Words in a Word
Hello! I am stuck and I was hoping someone here could help me. I have this text file of around 55000 words. What I want to do is find, for each word, as much words as can possibly be made by deleting or arranging the letters in that word.
A solution I was thinking is to parse the string and assign each letter to a char variable. Then arrange these characters in every possible way and compare the newly created words to my database to see if they exist. My problem is I do not know how to arrange these letters in every possible way. How can you do this? and if you have another solution please feel free to tell me.
Anagram detection is usually done by converting the things to be compared into a form that is ignorant of the letter ordering. One way to do this is by simply rearranging the letters into a single standard form, e.g. by sorting them. If two words have the same standard form, they are anagrams.
You also take your database and preprocess it by building a map from each standard form to all the words that reduce to it.
Finding every possible rearrangement is far too slow. We're talking about heat death of the universe too slow.

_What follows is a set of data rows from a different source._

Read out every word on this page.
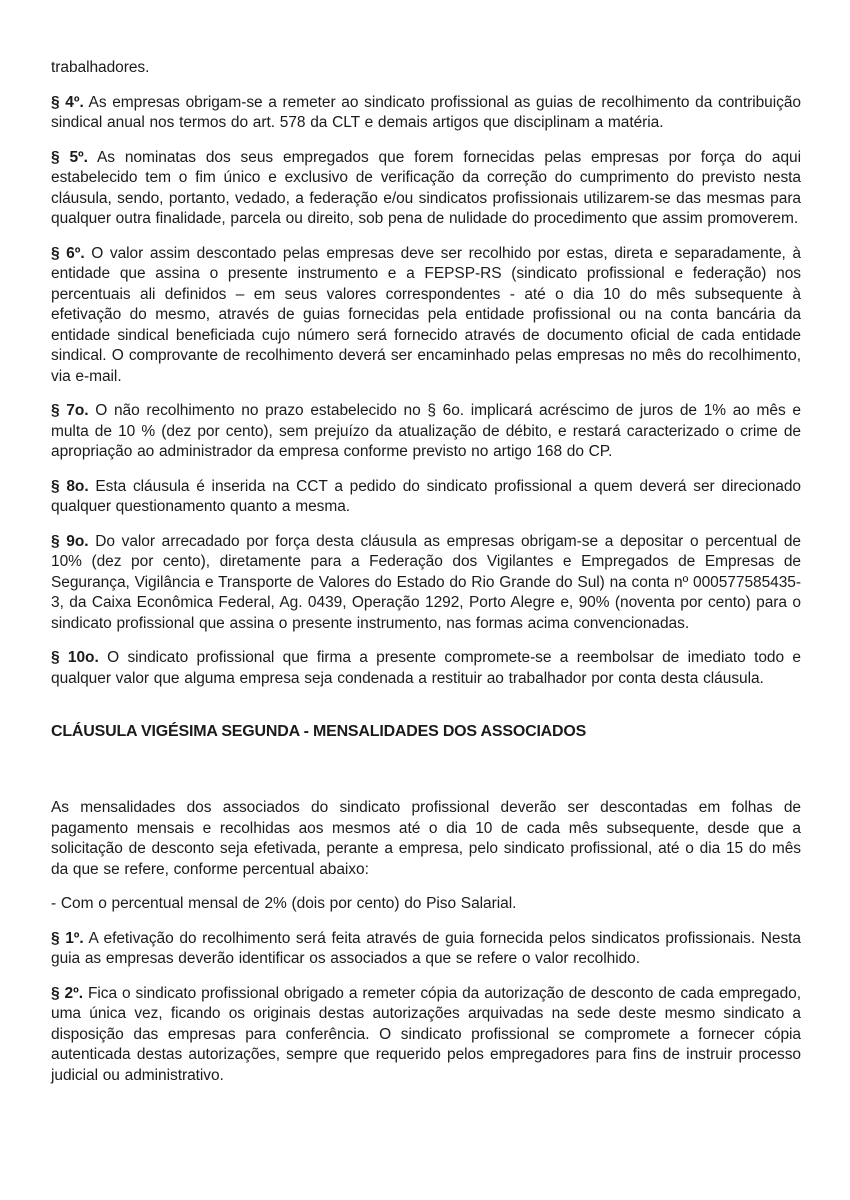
trabalhadores.

§ 4º. As empresas obrigam-se a remeter ao sindicato profissional as guias de recolhimento da contribuição sindical anual nos termos do art. 578 da CLT e demais artigos que disciplinam a matéria.

§ 5º. As nominatas dos seus empregados que forem fornecidas pelas empresas por força do aqui estabelecido tem o fim único e exclusivo de verificação da correção do cumprimento do previsto nesta cláusula, sendo, portanto, vedado, a federação e/ou sindicatos profissionais utilizarem-se das mesmas para qualquer outra finalidade, parcela ou direito, sob pena de nulidade do procedimento que assim promoverem.

§ 6º. O valor assim descontado pelas empresas deve ser recolhido por estas, direta e separadamente, à entidade que assina o presente instrumento e a FEPSP-RS (sindicato profissional e federação) nos percentuais ali definidos – em seus valores correspondentes - até o dia 10 do mês subsequente à efetivação do mesmo, através de guias fornecidas pela entidade profissional ou na conta bancária da entidade sindical beneficiada cujo número será fornecido através de documento oficial de cada entidade sindical. O comprovante de recolhimento deverá ser encaminhado pelas empresas no mês do recolhimento, via e-mail.

§ 7o. O não recolhimento no prazo estabelecido no § 6o. implicará acréscimo de juros de 1% ao mês e multa de 10 % (dez por cento), sem prejuízo da atualização de débito, e restará caracterizado o crime de apropriação ao administrador da empresa conforme previsto no artigo 168 do CP.

§ 8o. Esta cláusula é inserida na CCT a pedido do sindicato profissional a quem deverá ser direcionado qualquer questionamento quanto a mesma.

§ 9o. Do valor arrecadado por força desta cláusula as empresas obrigam-se a depositar o percentual de 10% (dez por cento), diretamente para a Federação dos Vigilantes e Empregados de Empresas de Segurança, Vigilância e Transporte de Valores do Estado do Rio Grande do Sul) na conta nº 000577585435-3, da Caixa Econômica Federal, Ag. 0439, Operação 1292, Porto Alegre e, 90% (noventa por cento) para o sindicato profissional que assina o presente instrumento, nas formas acima convencionadas.

§ 10o. O sindicato profissional que firma a presente compromete-se a reembolsar de imediato todo e qualquer valor que alguma empresa seja condenada a restituir ao trabalhador por conta desta cláusula.

CLÁUSULA VIGÉSIMA SEGUNDA - MENSALIDADES DOS ASSOCIADOS

As mensalidades dos associados do sindicato profissional deverão ser descontadas em folhas de pagamento mensais e recolhidas aos mesmos até o dia 10 de cada mês subsequente, desde que a solicitação de desconto seja efetivada, perante a empresa, pelo sindicato profissional, até o dia 15 do mês da que se refere, conforme percentual abaixo:

- Com o percentual mensal de 2% (dois por cento) do Piso Salarial.

§ 1º. A efetivação do recolhimento será feita através de guia fornecida pelos sindicatos profissionais. Nesta guia as empresas deverão identificar os associados a que se refere o valor recolhido.

§ 2º. Fica o sindicato profissional obrigado a remeter cópia da autorização de desconto de cada empregado, uma única vez, ficando os originais destas autorizações arquivadas na sede deste mesmo sindicato a disposição das empresas para conferência. O sindicato profissional se compromete a fornecer cópia autenticada destas autorizações, sempre que requerido pelos empregadores para fins de instruir processo judicial ou administrativo.
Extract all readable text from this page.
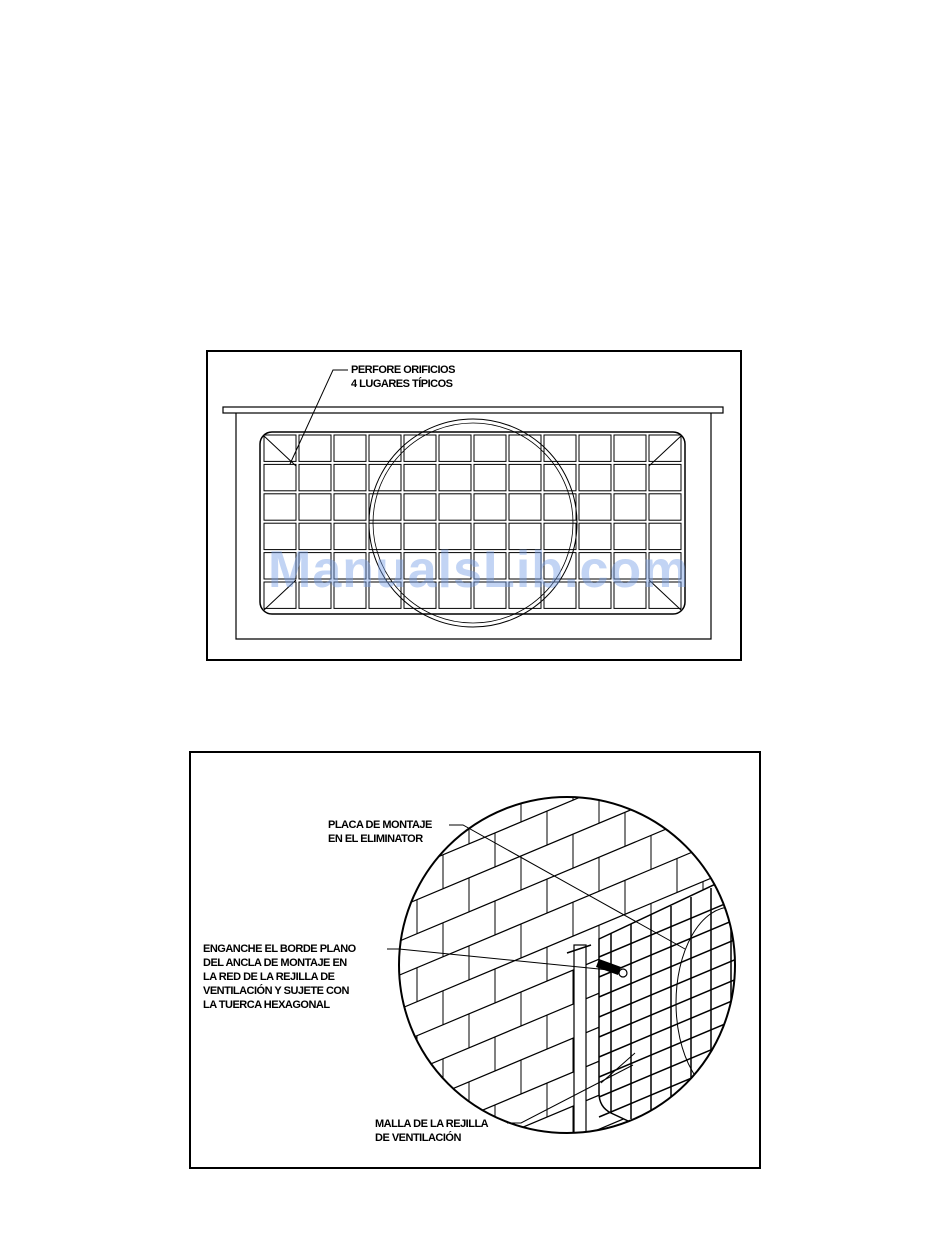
PERFORE ORIFICIOS
4 LUGARES TÍPICOS
PLACA DE MONTAJE
EN EL ELIMINATOR
ENGANCHE EL BORDE PLANO
DEL ANCLA DE MONTAJE EN
LA RED DE LA REJILLA DE
VENTILACIÓN Y SUJETE CON
LA TUERCA HEXAGONAL
MALLA DE LA REJILLA
DE VENTILACIÓN
ManualsLib.com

Deleting characters is also done on the standard form. When deleting from the standard form, be sure to skip redundant deletions, e.g. the standard form of anagram is aaagmnr - there's no difference in which a you delete, so only do it once. It may help you to use a standard form that encodes letters just once, remembering their count, i.e. the standard form becomes 3a1g1m1n1r.
Thanks CornedBee! Using anagrams seems to be a much better idea. Let me look into it and I'll post if something goes wrong.